Step 1 of the statutory dismissal and disciplinary procedures provides that an employer must set out in writing the employee's alleged conduct or characteristics or other circumstances which have led the employer to contemplate dismissing or taking disciplinary action against the employee. In practice, this is usually done by way of a letter that goes on to invite attendance at a disciplinary hearing.

The procedures themselves do not say that the step 1 letter must actually state the fact that dismissal is being contemplated but, in a previous leading authority, the Employment Appeal Tribunal in Alexander & Hatherley v Bridgen Enterprises Ltd suggested that such a statement was in fact required. In Alexander, the EAT said that ".... at step 1 the employee simply needs to be told that he is at risk of dismissal and why."

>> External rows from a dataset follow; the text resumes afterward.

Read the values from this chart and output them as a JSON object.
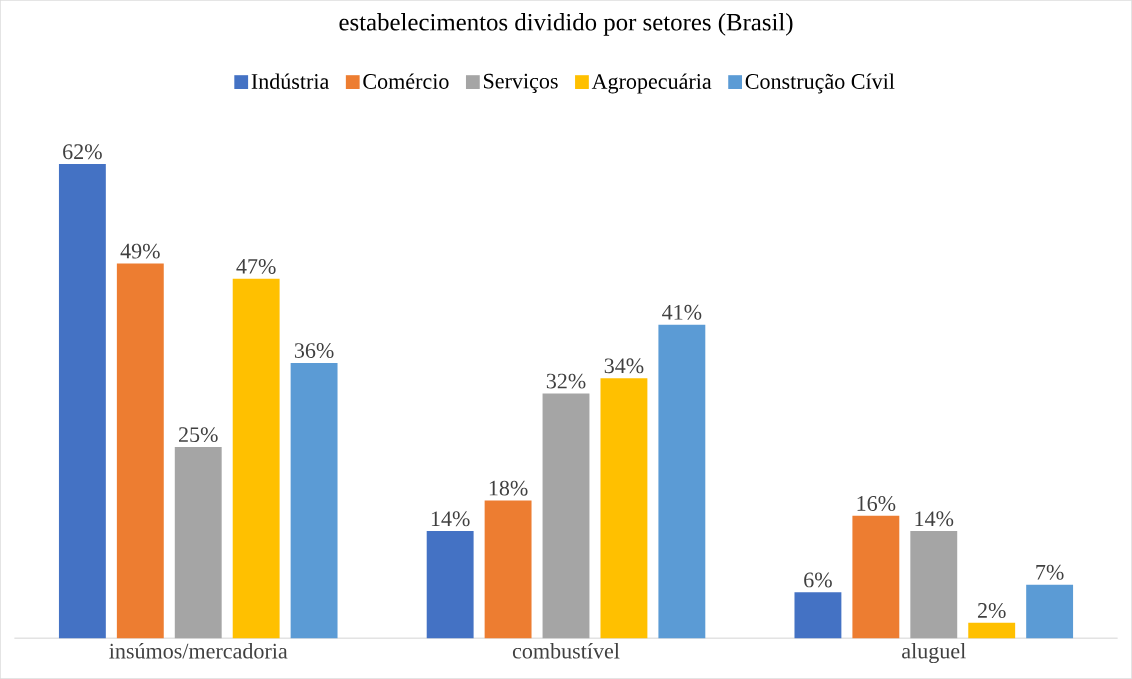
{
  "chart_data": {
    "type": "bar",
    "title": "estabelecimentos dividido por setores (Brasil)",
    "categories": [
      "insúmos/mercadoria",
      "combustível",
      "aluguel"
    ],
    "series": [
      {
        "name": "Indústria",
        "color": "#4472c4",
        "values": [
          62,
          14,
          6
        ],
        "value_labels": [
          "62%",
          "14%",
          "6%"
        ]
      },
      {
        "name": "Comércio",
        "color": "#ed7d31",
        "values": [
          49,
          18,
          16
        ],
        "value_labels": [
          "49%",
          "18%",
          "16%"
        ]
      },
      {
        "name": "Serviços",
        "color": "#a5a5a5",
        "values": [
          25,
          32,
          14
        ],
        "value_labels": [
          "25%",
          "32%",
          "14%"
        ]
      },
      {
        "name": "Agropecuária",
        "color": "#ffc000",
        "values": [
          47,
          34,
          2
        ],
        "value_labels": [
          "47%",
          "34%",
          "2%"
        ]
      },
      {
        "name": "Construção Cívil",
        "color": "#5b9bd5",
        "values": [
          36,
          41,
          7
        ],
        "value_labels": [
          "36%",
          "41%",
          "7%"
        ]
      }
    ],
    "legend": "top"
  }
}
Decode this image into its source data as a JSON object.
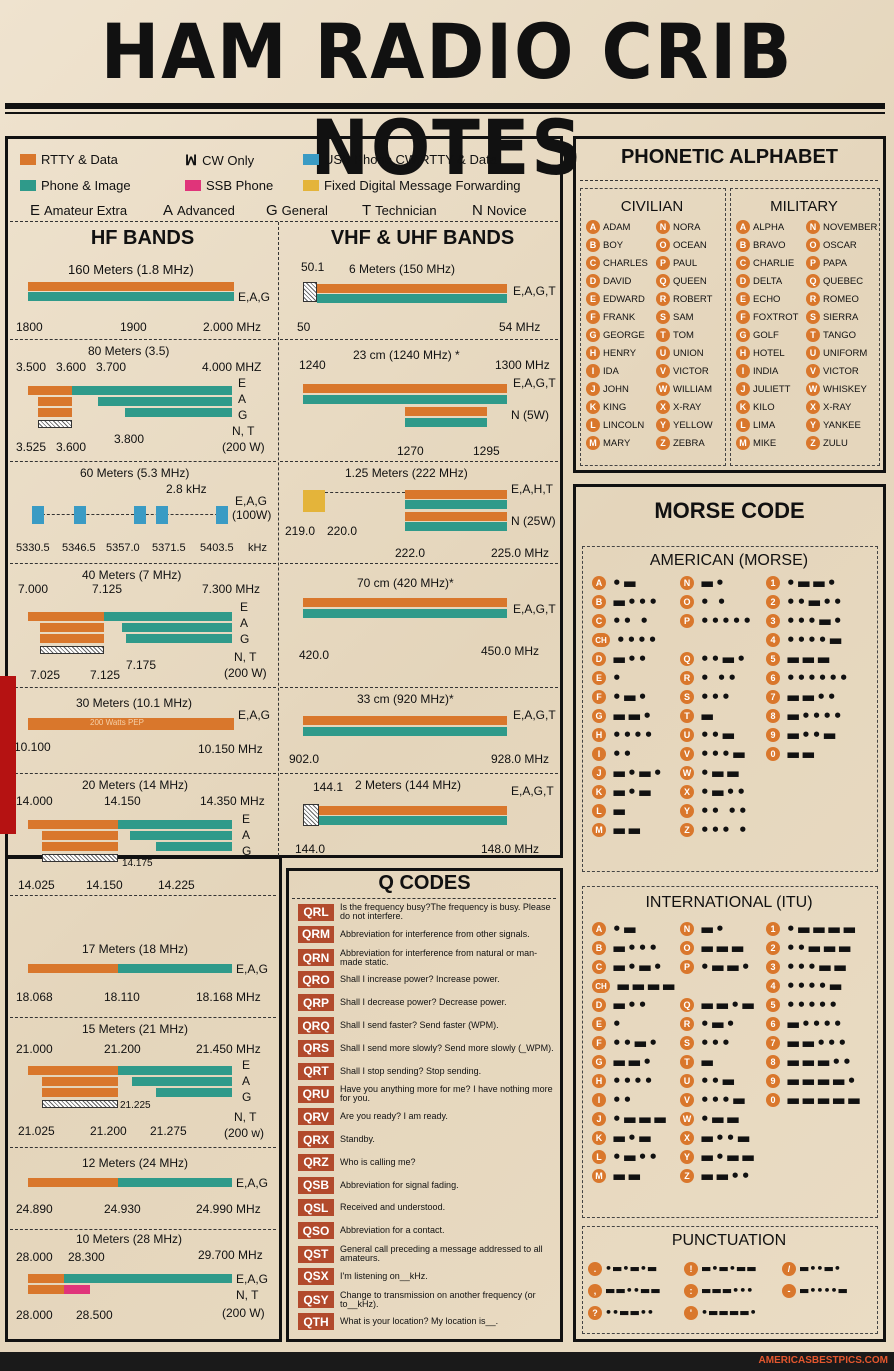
{
  "title": "HAM RADIO CRIB NOTES",
  "legend": {
    "rtty": "RTTY & Data",
    "cw": "CW Only",
    "cw_icon": "morse-wave-icon",
    "usb": "USB Phone,CW,RTTY & Data",
    "phone_image": "Phone & Image",
    "ssb": "SSB Phone",
    "fixed": "Fixed Digital Message Forwarding",
    "colors": {
      "rtty": "#d9772c",
      "phone_image": "#2f9a8a",
      "usb": "#3a9bc4",
      "ssb": "#e0347a",
      "fixed": "#e4b43a"
    }
  },
  "licenses": [
    {
      "code": "E",
      "name": "Amateur Extra"
    },
    {
      "code": "A",
      "name": "Advanced"
    },
    {
      "code": "G",
      "name": "General"
    },
    {
      "code": "T",
      "name": "Technician"
    },
    {
      "code": "N",
      "name": "Novice"
    }
  ],
  "hf_title": "HF BANDS",
  "vhf_title": "VHF & UHF BANDS",
  "hf": {
    "b160": {
      "title": "160 Meters (1.8 MHz)",
      "lic": "E,A,G",
      "l1": "1800",
      "l2": "1900",
      "l3": "2.000 MHz"
    },
    "b80": {
      "title": "80 Meters (3.5)",
      "t1": "3.500",
      "t2": "3.600",
      "t3": "3.700",
      "t4": "4.000 MHZ",
      "e": "E",
      "a": "A",
      "g": "G",
      "nt": "N, T",
      "w": "(200 W)",
      "b1": "3.525",
      "b2": "3.600",
      "b3": "3.800"
    },
    "b60": {
      "title": "60 Meters (5.3 MHz)",
      "khz": "2.8 kHz",
      "lic": "E,A,G",
      "w": "(100W)",
      "f1": "5330.5",
      "f2": "5346.5",
      "f3": "5357.0",
      "f4": "5371.5",
      "f5": "5403.5",
      "unit": "kHz"
    },
    "b40": {
      "title": "40 Meters (7 MHz)",
      "t1": "7.000",
      "t2": "7.125",
      "t3": "7.300 MHz",
      "e": "E",
      "a": "A",
      "g": "G",
      "nt": "N, T",
      "w": "(200 W)",
      "b1": "7.025",
      "b2": "7.125",
      "b3": "7.175"
    },
    "b30": {
      "title": "30 Meters (10.1 MHz)",
      "lic": "E,A,G",
      "pep": "200 Watts PEP",
      "l1": "10.100",
      "l2": "10.150 MHz"
    },
    "b20": {
      "title": "20 Meters (14 MHz)",
      "t1": "14.000",
      "t2": "14.150",
      "t3": "14.350 MHz",
      "e": "E",
      "a": "A",
      "g": "G",
      "m": "14.175",
      "b1": "14.025",
      "b2": "14.150",
      "b3": "14.225"
    },
    "b17": {
      "title": "17 Meters (18 MHz)",
      "lic": "E,A,G",
      "l1": "18.068",
      "l2": "18.110",
      "l3": "18.168 MHz"
    },
    "b15": {
      "title": "15 Meters (21 MHz)",
      "t1": "21.000",
      "t2": "21.200",
      "t3": "21.450 MHz",
      "e": "E",
      "a": "A",
      "g": "G",
      "m": "21.225",
      "nt": "N, T",
      "w": "(200 w)",
      "b1": "21.025",
      "b2": "21.200",
      "b3": "21.275"
    },
    "b12": {
      "title": "12 Meters (24 MHz)",
      "lic": "E,A,G",
      "l1": "24.890",
      "l2": "24.930",
      "l3": "24.990 MHz"
    },
    "b10": {
      "title": "10 Meters (28 MHz)",
      "t1": "28.000",
      "t2": "28.300",
      "t3": "29.700 MHz",
      "lic": "E,A,G",
      "nt": "N, T",
      "w": "(200 W)",
      "b1": "28.000",
      "b2": "28.500"
    }
  },
  "vhf": {
    "b6": {
      "title": "6 Meters (150 MHz)",
      "t1": "50.1",
      "lic": "E,A,G,T",
      "l1": "50",
      "l2": "54 MHz"
    },
    "b23": {
      "title": "23 cm (1240 MHz) *",
      "t1": "1240",
      "t2": "1300 MHz",
      "lic": "E,A,G,T",
      "n": "N (5W)",
      "b1": "1270",
      "b2": "1295"
    },
    "b125": {
      "title": "1.25 Meters (222 MHz)",
      "lic": "E,A,H,T",
      "n": "N (25W)",
      "a1": "219.0",
      "a2": "220.0",
      "b1": "222.0",
      "b2": "225.0 MHz"
    },
    "b70": {
      "title": "70 cm (420 MHz)*",
      "lic": "E,A,G,T",
      "l1": "420.0",
      "l2": "450.0 MHz"
    },
    "b33": {
      "title": "33 cm (920 MHz)*",
      "lic": "E,A,G,T",
      "l1": "902.0",
      "l2": "928.0 MHz"
    },
    "b2": {
      "title": "2 Meters (144 MHz)",
      "t1": "144.1",
      "lic": "E,A,G,T",
      "l1": "144.0",
      "l2": "148.0 MHz"
    }
  },
  "phonetic": {
    "title": "PHONETIC ALPHABET",
    "civilian_title": "CIVILIAN",
    "military_title": "MILITARY",
    "civilian": [
      "ADAM",
      "BOY",
      "CHARLES",
      "DAVID",
      "EDWARD",
      "FRANK",
      "GEORGE",
      "HENRY",
      "IDA",
      "JOHN",
      "KING",
      "LINCOLN",
      "MARY",
      "NORA",
      "OCEAN",
      "PAUL",
      "QUEEN",
      "ROBERT",
      "SAM",
      "TOM",
      "UNION",
      "VICTOR",
      "WILLIAM",
      "X-RAY",
      "YELLOW",
      "ZEBRA"
    ],
    "military": [
      "ALPHA",
      "BRAVO",
      "CHARLIE",
      "DELTA",
      "ECHO",
      "FOXTROT",
      "GOLF",
      "HOTEL",
      "INDIA",
      "JULIETT",
      "KILO",
      "LIMA",
      "MIKE",
      "NOVEMBER",
      "OSCAR",
      "PAPA",
      "QUEBEC",
      "ROMEO",
      "SIERRA",
      "TANGO",
      "UNIFORM",
      "VICTOR",
      "WHISKEY",
      "X-RAY",
      "YANKEE",
      "ZULU"
    ]
  },
  "morse": {
    "title": "MORSE CODE",
    "american_title": "AMERICAN (MORSE)",
    "itu_title": "INTERNATIONAL (ITU)",
    "punct_title": "PUNCTUATION",
    "american": [
      [
        "A",
        "•▬"
      ],
      [
        "N",
        "▬•"
      ],
      [
        "1",
        "•▬▬•"
      ],
      [
        "B",
        "▬•••"
      ],
      [
        "O",
        "• •"
      ],
      [
        "2",
        "••▬••"
      ],
      [
        "C",
        "•• •"
      ],
      [
        "P",
        "•••••"
      ],
      [
        "3",
        "•••▬•"
      ],
      [
        "CH",
        "••••"
      ],
      [
        "Q",
        "••▬•"
      ],
      [
        "4",
        "••••▬"
      ],
      [
        "D",
        "▬••"
      ],
      [
        "R",
        "• ••"
      ],
      [
        "5",
        "▬▬▬"
      ],
      [
        "E",
        "•"
      ],
      [
        "S",
        "•••"
      ],
      [
        "6",
        "••••••"
      ],
      [
        "F",
        "•▬•"
      ],
      [
        "T",
        "▬"
      ],
      [
        "7",
        "▬▬••"
      ],
      [
        "G",
        "▬▬•"
      ],
      [
        "U",
        "••▬"
      ],
      [
        "8",
        "▬••••"
      ],
      [
        "H",
        "••••"
      ],
      [
        "V",
        "•••▬"
      ],
      [
        "9",
        "▬••▬"
      ],
      [
        "I",
        "••"
      ],
      [
        "W",
        "•▬▬"
      ],
      [
        "0",
        "▬▬"
      ],
      [
        "J",
        "▬•▬•"
      ],
      [
        "X",
        "•▬••"
      ],
      [
        "K",
        "▬•▬"
      ],
      [
        "Y",
        "•• ••"
      ],
      [
        "L",
        "▬"
      ],
      [
        "Z",
        "••• •"
      ],
      [
        "M",
        "▬▬"
      ]
    ],
    "itu": [
      [
        "A",
        "•▬"
      ],
      [
        "N",
        "▬•"
      ],
      [
        "1",
        "•▬▬▬▬"
      ],
      [
        "B",
        "▬•••"
      ],
      [
        "O",
        "▬▬▬"
      ],
      [
        "2",
        "••▬▬▬"
      ],
      [
        "C",
        "▬•▬•"
      ],
      [
        "P",
        "•▬▬•"
      ],
      [
        "3",
        "•••▬▬"
      ],
      [
        "CH",
        "▬▬▬▬"
      ],
      [
        "Q",
        "▬▬•▬"
      ],
      [
        "4",
        "••••▬"
      ],
      [
        "D",
        "▬••"
      ],
      [
        "R",
        "•▬•"
      ],
      [
        "5",
        "•••••"
      ],
      [
        "E",
        "•"
      ],
      [
        "S",
        "•••"
      ],
      [
        "6",
        "▬••••"
      ],
      [
        "F",
        "••▬•"
      ],
      [
        "T",
        "▬"
      ],
      [
        "7",
        "▬▬•••"
      ],
      [
        "G",
        "▬▬•"
      ],
      [
        "U",
        "••▬"
      ],
      [
        "8",
        "▬▬▬••"
      ],
      [
        "H",
        "••••"
      ],
      [
        "V",
        "•••▬"
      ],
      [
        "9",
        "▬▬▬▬•"
      ],
      [
        "I",
        "••"
      ],
      [
        "W",
        "•▬▬"
      ],
      [
        "0",
        "▬▬▬▬▬"
      ],
      [
        "J",
        "•▬▬▬"
      ],
      [
        "X",
        "▬••▬"
      ],
      [
        "K",
        "▬•▬"
      ],
      [
        "Y",
        "▬•▬▬"
      ],
      [
        "L",
        "•▬••"
      ],
      [
        "Z",
        "▬▬••"
      ],
      [
        "M",
        "▬▬"
      ]
    ],
    "punctuation": [
      [
        ".",
        "•▬•▬•▬"
      ],
      [
        "!",
        "▬•▬•▬▬"
      ],
      [
        "/",
        "▬••▬•"
      ],
      [
        ",",
        "▬▬••▬▬"
      ],
      [
        ":",
        "▬▬▬•••"
      ],
      [
        "-",
        "▬••••▬"
      ],
      [
        "?",
        "••▬▬••"
      ],
      [
        "'",
        "•▬▬▬▬•"
      ]
    ]
  },
  "qcodes": {
    "title": "Q CODES",
    "items": [
      [
        "QRL",
        "Is the frequency busy?The frequency is busy. Please do not interfere."
      ],
      [
        "QRM",
        "Abbreviation for interference from other signals."
      ],
      [
        "QRN",
        "Abbreviation for interference from natural or man-made static."
      ],
      [
        "QRO",
        "Shall I increase power? Increase power."
      ],
      [
        "QRP",
        "Shall I decrease power? Decrease power."
      ],
      [
        "QRQ",
        "Shall I send faster? Send faster (WPM)."
      ],
      [
        "QRS",
        "Shall I send more slowly? Send more slowly (_WPM)."
      ],
      [
        "QRT",
        "Shall I stop sending? Stop sending."
      ],
      [
        "QRU",
        "Have you anything more for me? I have nothing more for you."
      ],
      [
        "QRV",
        "Are you ready? I am ready."
      ],
      [
        "QRX",
        "Standby."
      ],
      [
        "QRZ",
        "Who is calling me?"
      ],
      [
        "QSB",
        "Abbreviation for signal fading."
      ],
      [
        "QSL",
        "Received and understood."
      ],
      [
        "QSO",
        "Abbreviation for a contact."
      ],
      [
        "QST",
        "General call preceding a message addressed to all amateurs."
      ],
      [
        "QSX",
        "I'm listening on__kHz."
      ],
      [
        "QSY",
        "Change to transmission on another frequency (or to__kHz)."
      ],
      [
        "QTH",
        "What is your location? My location is__."
      ]
    ]
  },
  "watermark": "AMERICASBESTPICS.COM"
}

In a previous briefing we reported on the 2007 case of Homeserve Emergency Services v Dixon. In Homeserve, the EAT agreed with the above statement in Alexander but went on to find that, where the step 1 letter was not explicit in stating that dismissal was being contemplated, the fact that dismissal was being contemplated could be implicit from the content of the step 1 letter and surrounding circumstances. In such circumstances, the EAT held in Homeserve, there is no breach of step 1 and thus no automatic unfair dismissal. When we reported on the Homeserve case, we advised clients to treat the decision with a measure of caution; it would need to be very clear on the facts of a particular case that the possibility of dismissal was implicit and, rather than take unnecessary risks, it was far preferable to ensure that the step 1 letter was explicit as to the contemplation of dismissal.

The point has come before the EAT again in Zimmer Ltd v Brezan. Like Homeserve, the facts of Zimmer involved the dismissal of an employee following a step 1 letter (an email) that failed to expressly state that dismissal was contemplated by the employer. The EAT reviewed the Alexander and Homeserve decisions and, whilst accepting that "on the facts of a particular case it is open to a tribunal to consider that the step 1 letter, and information provided with it, can be regarded, in the individual circumstances of the case before them, as sufficient to communicate the risk to the employee of dismissal, albeit the letter itself does not expressly say that" the EAT concluded on the facts of the case in Zimmer that contemplation of dismissal was not implicit from what was sent to the employee and therefore that the dismissal was automatically unfair.

The Zimmer case demonstrates the risk of being less than explicit in step 1 communications. As we advised clients when reporting on the Homeserve decision, rather than risk a finding of unfair dismissal or at least the cost and inconvenience of litigation on the point, clients are best advised to make step 1 letters explicitly clear that dismissal is contemplated.